Un nuovo corpo celeste accompagnerà la Terra nei prossimi mesi, ma contrariamente a quanto tutti pensavano, non si tratta di un asteroide.
La scoperta, fatta lo scorso 17 settembre, aveva evidenziato un ammasso apparentemente roccioso in avvicinamento, perciò ribattezzato 2020 SO. Stando alla traiettoria, sarebbe presto entrato nella Sfera di Hill, ossia quella porzione di orbita terrestre entro la quale un corpo risente maggiormente dell’attrazione del nostro pianeta rispetto a quella del Sole, e ne viene influenzato determinando un cambiamento nella rotta.
Ma alcuni scienziati erano scettici che potesse trattarsi effettivamente di un asteroide, e hanno approfondito ulteriormente con nuove osservazioni (divenute fra l’altro sempre più semplici da effettuare via via che l’oggetto si è avvicinato alla Terra). E ciò che hanno scoperto ha dello strabiliante.
2020 SO non è un asteroide: la scoperta del team di scienziati ha svelato la vera natura dell’ammasso in avvicinamento
La squadra di scienziati guidata da Vishnu Reddy ha chiarito la reale natura dell’oggetto. Secondo i calcoli, il corpo avrebbe solcato i nostri cieli per circa tre mesi a partire da inizi dicembre – momento di ingresso nella Sfera di Hill – ma le sue traiettorie apparivano sovrapponibili alle traiettorie teoriche di un altro oggetto volante, spedito nello spazio proprio dalla Terra.
La complessa integrazione dei calcoli aerospaziali con i dati dei lanci avvenuti negli scorsi decenni ha portato all’identificazione dell’oggetto come un modulo di un razzo Centaur, spedito nello spazio nientemeno che durante gli anni ’60 dalla NASA, e lì rimasto. Una sorta di detrito spaziale che non è mai stato riportato a terra e ha continuato a vagare nei dintorni del nostro pianeta.
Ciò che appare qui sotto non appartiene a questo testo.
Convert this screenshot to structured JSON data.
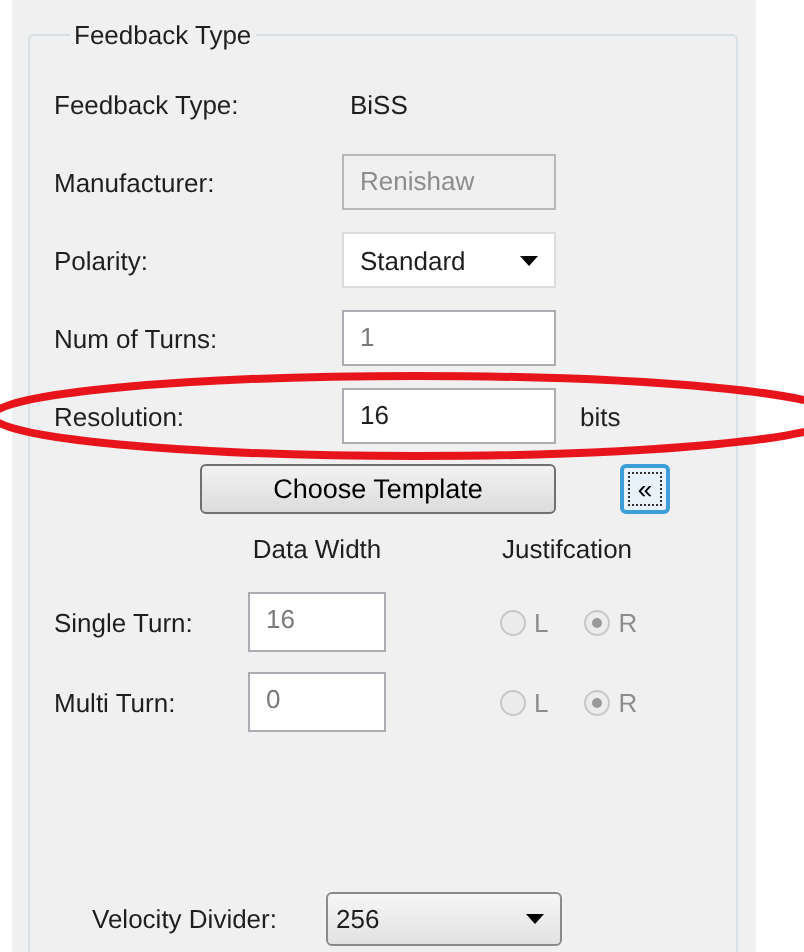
{
  "group": {
    "title": "Feedback Type"
  },
  "fields": [
    {
      "kind": "text",
      "label": "Feedback Type:",
      "value": "BiSS"
    },
    {
      "kind": "input",
      "label": "Manufacturer:",
      "value": "Renishaw",
      "disabled": true,
      "read_only": true
    },
    {
      "kind": "select",
      "label": "Polarity:",
      "value": "Standard"
    },
    {
      "kind": "input",
      "label": "Num of Turns:",
      "value": "1",
      "disabled": false,
      "read_only": true
    },
    {
      "kind": "input",
      "label": "Resolution:",
      "value": "16",
      "unit": "bits",
      "disabled": false,
      "read_only": false,
      "circled": true
    }
  ],
  "template_button": "Choose Template",
  "collapse_button": "«",
  "columns": [
    "Data Width",
    "Justifcation"
  ],
  "width_rows": [
    {
      "label": "Single Turn:",
      "value": "16",
      "read_only": true,
      "options": [
        {
          "label": "L",
          "selected": false,
          "disabled": true
        },
        {
          "label": "R",
          "selected": true,
          "disabled": true
        }
      ]
    },
    {
      "label": "Multi Turn:",
      "value": "0",
      "read_only": true,
      "options": [
        {
          "label": "L",
          "selected": false,
          "disabled": true
        },
        {
          "label": "R",
          "selected": true,
          "disabled": true
        }
      ]
    }
  ],
  "velocity_divider": {
    "label": "Velocity Divider:",
    "value": "256"
  }
}
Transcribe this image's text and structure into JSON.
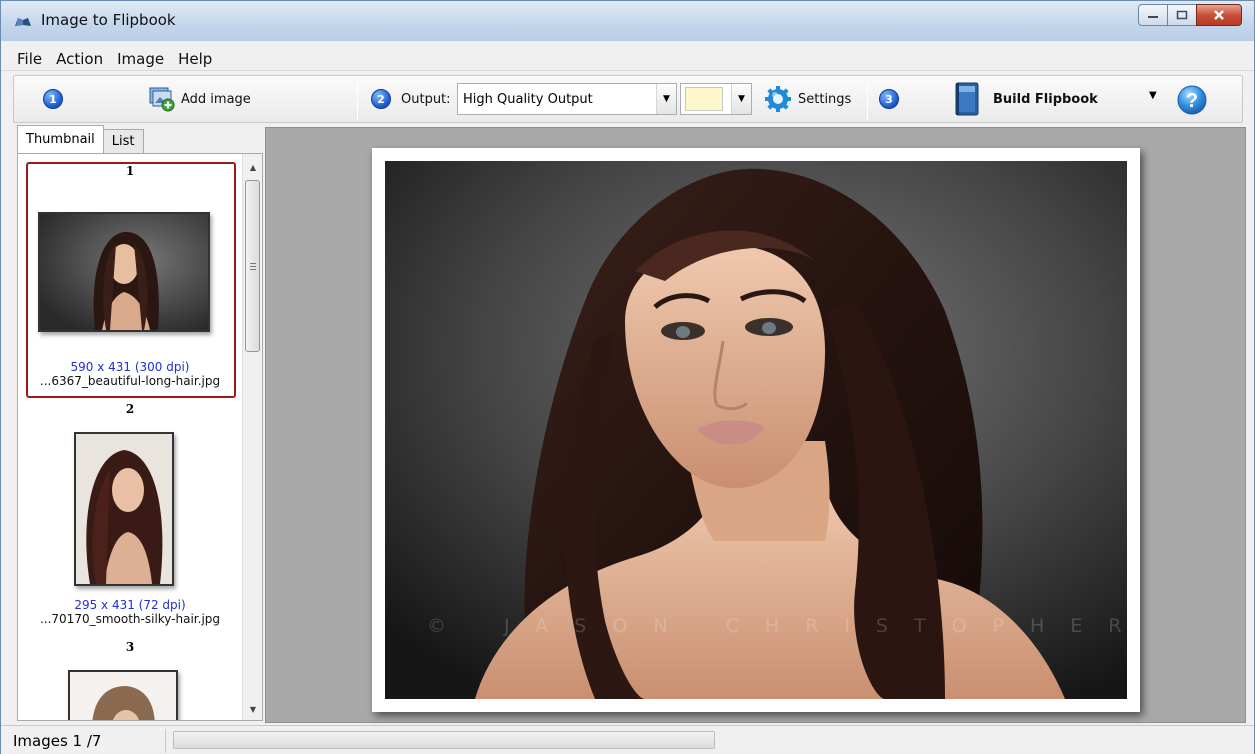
{
  "window": {
    "title": "Image to Flipbook"
  },
  "menu": {
    "items": [
      "File",
      "Action",
      "Image",
      "Help"
    ]
  },
  "toolbar": {
    "step1": "1",
    "add_image": "Add image",
    "step2": "2",
    "output_label": "Output:",
    "output_value": "High Quality Output",
    "color_value": "#fdf7c9",
    "settings": "Settings",
    "step3": "3",
    "build": "Build Flipbook"
  },
  "tabs": {
    "thumbnail": "Thumbnail",
    "list": "List"
  },
  "thumbnails": [
    {
      "number": "1",
      "dimensions": "590 x 431 (300 dpi)",
      "filename": "...6367_beautiful-long-hair.jpg",
      "selected": true
    },
    {
      "number": "2",
      "dimensions": "295 x 431 (72 dpi)",
      "filename": "...70170_smooth-silky-hair.jpg",
      "selected": false
    },
    {
      "number": "3",
      "dimensions": "",
      "filename": "",
      "selected": false
    }
  ],
  "preview": {
    "watermark": "© JASON CHRISTOPHER"
  },
  "status": {
    "text": "Images 1 /7"
  },
  "icons": {
    "app": "book-icon",
    "add_image": "add-image-icon",
    "settings": "gear-icon",
    "build": "book-icon",
    "help": "help-icon"
  }
}
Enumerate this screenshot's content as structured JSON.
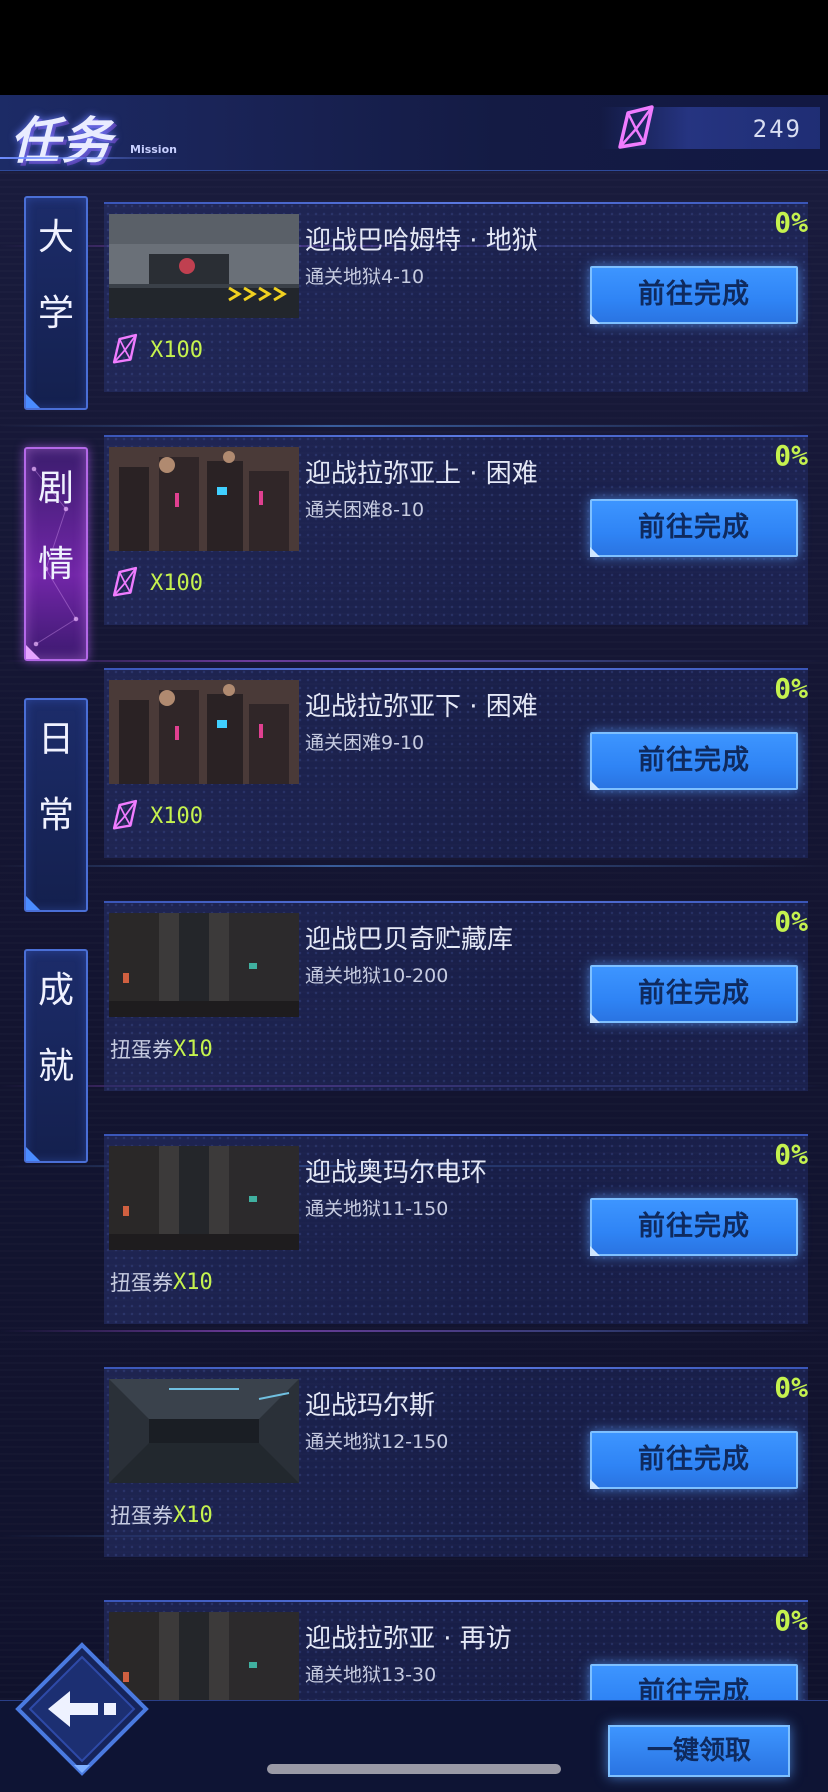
{
  "header": {
    "title": "任务",
    "subtitle": "Mission",
    "currency_value": "249",
    "currency_icon": "crystal-gem-icon"
  },
  "tabs": [
    {
      "label_top": "大",
      "label_bottom": "学",
      "active": false
    },
    {
      "label_top": "剧",
      "label_bottom": "情",
      "active": true
    },
    {
      "label_top": "日",
      "label_bottom": "常",
      "active": false
    },
    {
      "label_top": "成",
      "label_bottom": "就",
      "active": false
    }
  ],
  "tasks": [
    {
      "title": "迎战巴哈姆特 · 地狱",
      "desc": "通关地狱4-10",
      "progress": "0%",
      "button": "前往完成",
      "reward_icon": "crystal-gem-icon",
      "reward_label": "",
      "reward_qty": "X100",
      "thumb": "racing"
    },
    {
      "title": "迎战拉弥亚上 · 困难",
      "desc": "通关困难8-10",
      "progress": "0%",
      "button": "前往完成",
      "reward_icon": "crystal-gem-icon",
      "reward_label": "",
      "reward_qty": "X100",
      "thumb": "city"
    },
    {
      "title": "迎战拉弥亚下 · 困难",
      "desc": "通关困难9-10",
      "progress": "0%",
      "button": "前往完成",
      "reward_icon": "crystal-gem-icon",
      "reward_label": "",
      "reward_qty": "X100",
      "thumb": "city"
    },
    {
      "title": "迎战巴贝奇贮藏库",
      "desc": "通关地狱10-200",
      "progress": "0%",
      "button": "前往完成",
      "reward_icon": "",
      "reward_label": "扭蛋券",
      "reward_qty": "X10",
      "thumb": "alley"
    },
    {
      "title": "迎战奥玛尔电环",
      "desc": "通关地狱11-150",
      "progress": "0%",
      "button": "前往完成",
      "reward_icon": "",
      "reward_label": "扭蛋券",
      "reward_qty": "X10",
      "thumb": "alley"
    },
    {
      "title": "迎战玛尔斯",
      "desc": "通关地狱12-150",
      "progress": "0%",
      "button": "前往完成",
      "reward_icon": "",
      "reward_label": "扭蛋券",
      "reward_qty": "X10",
      "thumb": "tunnel"
    },
    {
      "title": "迎战拉弥亚 · 再访",
      "desc": "通关地狱13-30",
      "progress": "0%",
      "button": "前往完成",
      "reward_icon": "",
      "reward_label": "",
      "reward_qty": "",
      "thumb": "alley"
    }
  ],
  "footer": {
    "back_icon": "arrow-left-icon",
    "claim_all_label": "一键领取"
  },
  "colors": {
    "accent_blue": "#3d95ff",
    "progress_green": "#c5f24e",
    "active_tab_purple": "#b468e8"
  }
}
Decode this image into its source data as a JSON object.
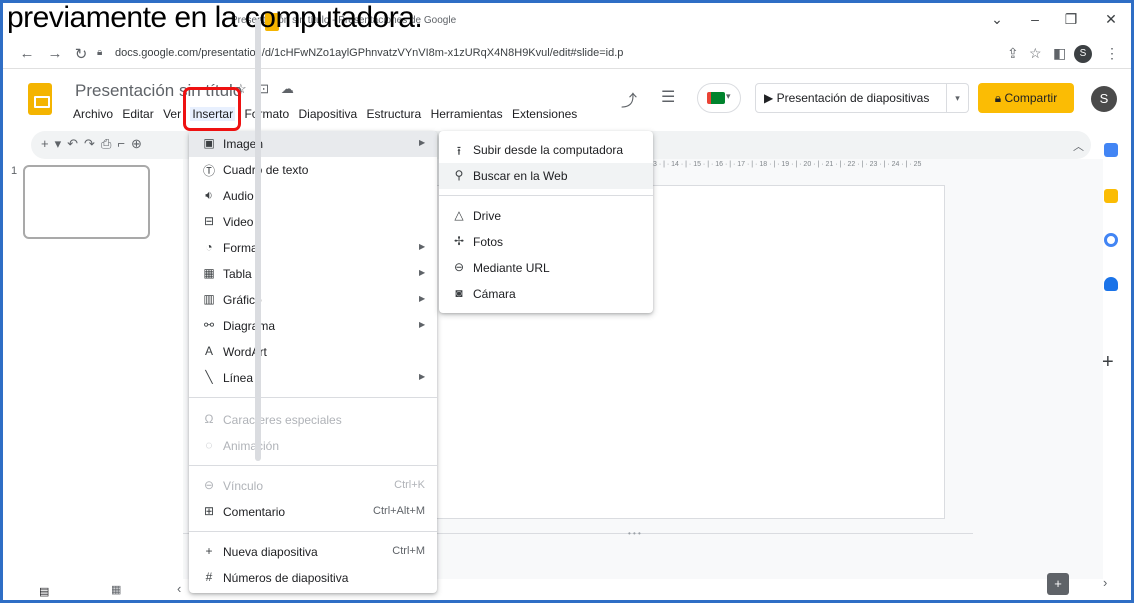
{
  "caption": "previamente en la computadora.",
  "browser": {
    "tab_title": "Presentación sin título - Presentaciones de Google",
    "url": "docs.google.com/presentation/d/1cHFwNZo1aylGPhnvatzVYnVI8m-x1zURqX4N8H9Kvul/edit#slide=id.p",
    "profile_initial": "S",
    "window_controls": {
      "minimize": "–",
      "restore": "❐",
      "close": "✕",
      "tabs_dropdown": "⌄"
    }
  },
  "doc": {
    "title": "Presentación sin título",
    "menus": [
      "Archivo",
      "Editar",
      "Ver",
      "Insertar",
      "Formato",
      "Diapositiva",
      "Estructura",
      "Herramientas",
      "Extensiones"
    ],
    "active_menu": "Insertar"
  },
  "header": {
    "present_label": "Presentación de diapositivas",
    "share_label": "Compartir",
    "avatar_initial": "S",
    "share_color": "#fbbc04"
  },
  "filmstrip": {
    "slide_number": "1"
  },
  "ruler": "3 · | · 14 · | · 15 · | · 16 · | · 17 · | · 18 · | · 19 · | · 20 · | · 21 · | · 22 · | · 23 · | · 24 · | · 25",
  "insert_menu": {
    "items": [
      {
        "label": "Imagen",
        "icon": "image-icon",
        "submenu": true,
        "active": true
      },
      {
        "label": "Cuadro de texto",
        "icon": "text-box-icon"
      },
      {
        "label": "Audio",
        "icon": "audio-icon"
      },
      {
        "label": "Video",
        "icon": "video-icon"
      },
      {
        "label": "Forma",
        "icon": "shape-icon",
        "submenu": true
      },
      {
        "label": "Tabla",
        "icon": "table-icon",
        "submenu": true
      },
      {
        "label": "Gráfico",
        "icon": "chart-icon",
        "submenu": true
      },
      {
        "label": "Diagrama",
        "icon": "diagram-icon",
        "submenu": true
      },
      {
        "label": "WordArt",
        "icon": "wordart-icon"
      },
      {
        "label": "Línea",
        "icon": "line-icon",
        "submenu": true
      },
      {
        "label": "Caracteres especiales",
        "icon": "special-chars-icon",
        "disabled": true
      },
      {
        "label": "Animación",
        "icon": "animation-icon",
        "disabled": true
      },
      {
        "label": "Vínculo",
        "icon": "link-icon",
        "shortcut": "Ctrl+K",
        "disabled": true
      },
      {
        "label": "Comentario",
        "icon": "comment-icon",
        "shortcut": "Ctrl+Alt+M"
      },
      {
        "label": "Nueva diapositiva",
        "icon": "new-slide-icon",
        "shortcut": "Ctrl+M"
      },
      {
        "label": "Números de diapositiva",
        "icon": "slide-numbers-icon"
      }
    ]
  },
  "image_submenu": {
    "items": [
      {
        "label": "Subir desde la computadora",
        "icon": "upload-icon"
      },
      {
        "label": "Buscar en la Web",
        "icon": "search-icon",
        "active": true
      },
      {
        "label": "Drive",
        "icon": "drive-icon"
      },
      {
        "label": "Fotos",
        "icon": "photos-icon"
      },
      {
        "label": "Mediante URL",
        "icon": "link-icon"
      },
      {
        "label": "Cámara",
        "icon": "camera-icon"
      }
    ]
  },
  "colors": {
    "highlight_border": "#e11",
    "slides_brand": "#f4b400",
    "menu_active_bg": "#e8eaed"
  }
}
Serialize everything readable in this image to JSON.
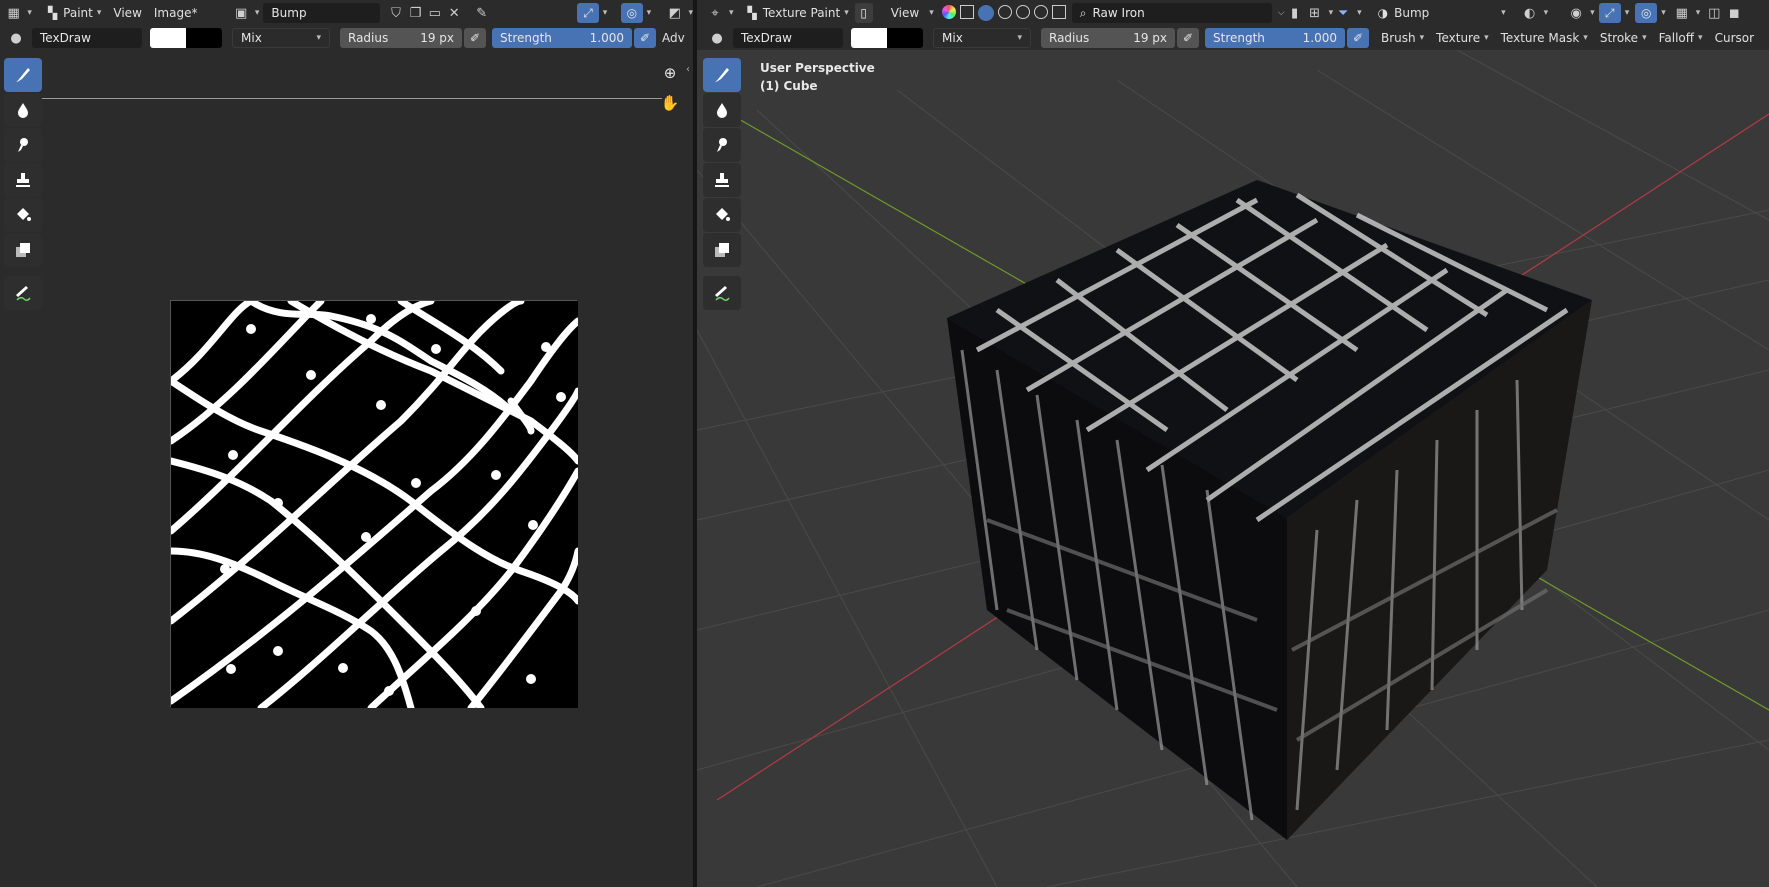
{
  "left_editor": {
    "header": {
      "mode_label": "Paint",
      "menu_view": "View",
      "menu_image": "Image*",
      "image_name": "Bump"
    },
    "tool_settings": {
      "brush_name": "TexDraw",
      "blend_mode": "Mix",
      "radius_label": "Radius",
      "radius_value": "19 px",
      "strength_label": "Strength",
      "strength_value": "1.000",
      "advanced_label": "Adv"
    }
  },
  "right_editor": {
    "header": {
      "mode_label": "Texture Paint",
      "menu_view": "View",
      "search_text": "Raw Iron",
      "texture_slot": "Bump"
    },
    "tool_settings": {
      "brush_name": "TexDraw",
      "blend_mode": "Mix",
      "radius_label": "Radius",
      "radius_value": "19 px",
      "strength_label": "Strength",
      "strength_value": "1.000",
      "panels": [
        "Brush",
        "Texture",
        "Texture Mask",
        "Stroke",
        "Falloff",
        "Cursor"
      ]
    },
    "viewport": {
      "perspective_label": "User Perspective",
      "object_label": "(1) Cube"
    }
  },
  "tools": [
    "draw-brush",
    "soften",
    "smear",
    "clone",
    "fill",
    "mask",
    "annotate"
  ],
  "colors": {
    "accent_blue": "#4772b3",
    "primary_color": "#ffffff",
    "secondary_color": "#000000",
    "axis_x": "#b53a45",
    "axis_y": "#6e9a28"
  }
}
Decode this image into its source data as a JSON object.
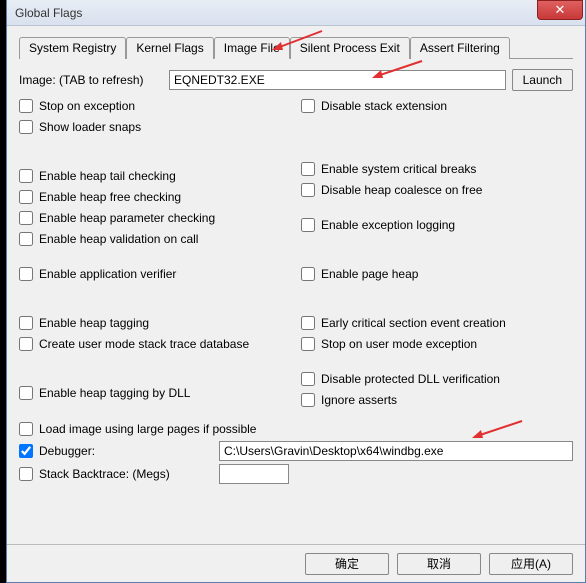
{
  "window": {
    "title": "Global Flags",
    "close": "✕"
  },
  "tabs": [
    {
      "label": "System Registry"
    },
    {
      "label": "Kernel Flags"
    },
    {
      "label": "Image File"
    },
    {
      "label": "Silent Process Exit"
    },
    {
      "label": "Assert Filtering"
    }
  ],
  "active_tab_index": 2,
  "image": {
    "label": "Image: (TAB to refresh)",
    "value": "EQNEDT32.EXE",
    "launch": "Launch"
  },
  "left": {
    "stop_on_exception": "Stop on exception",
    "show_loader_snaps": "Show loader snaps",
    "enable_heap_tail": "Enable heap tail checking",
    "enable_heap_free": "Enable heap free checking",
    "enable_heap_param": "Enable heap parameter checking",
    "enable_heap_valid": "Enable heap validation on call",
    "enable_app_verifier": "Enable application verifier",
    "enable_heap_tagging": "Enable heap tagging",
    "create_stack_trace": "Create user mode stack trace database",
    "enable_heap_tag_dll": "Enable heap tagging by DLL"
  },
  "right": {
    "disable_stack_ext": "Disable stack extension",
    "enable_sys_crit": "Enable system critical breaks",
    "disable_heap_coal": "Disable heap coalesce on free",
    "enable_except_log": "Enable exception logging",
    "enable_page_heap": "Enable page heap",
    "early_crit": "Early critical section event creation",
    "stop_user_except": "Stop on user mode exception",
    "disable_prot_dll": "Disable protected DLL verification",
    "ignore_asserts": "Ignore asserts"
  },
  "bottom": {
    "load_large_pages": "Load image using large pages if possible",
    "debugger_label": "Debugger:",
    "debugger_value": "C:\\Users\\Gravin\\Desktop\\x64\\windbg.exe",
    "debugger_checked": true,
    "stack_backtrace": "Stack Backtrace: (Megs)",
    "stack_value": ""
  },
  "footer": {
    "ok": "确定",
    "cancel": "取消",
    "apply": "应用(A)"
  },
  "annotation_color": "#e03030"
}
Per quanto possa apparire di poco rilievo, in realtà quello dei detriti spaziali è un problema importantissimo agli occhi degli scienziati. Preservare lo spazio dalle manipolazioni dell’uomo è un tema all’ordine del giorno nelle discussioni degli esperti, ed è anche il motivo per cui Elon Musk, per ciascuno dei 40.000 satelliti che manderà in orbita nell’ambito del progetto Starlink, ha previsto un meccanismo di rientro presso la base terrestre.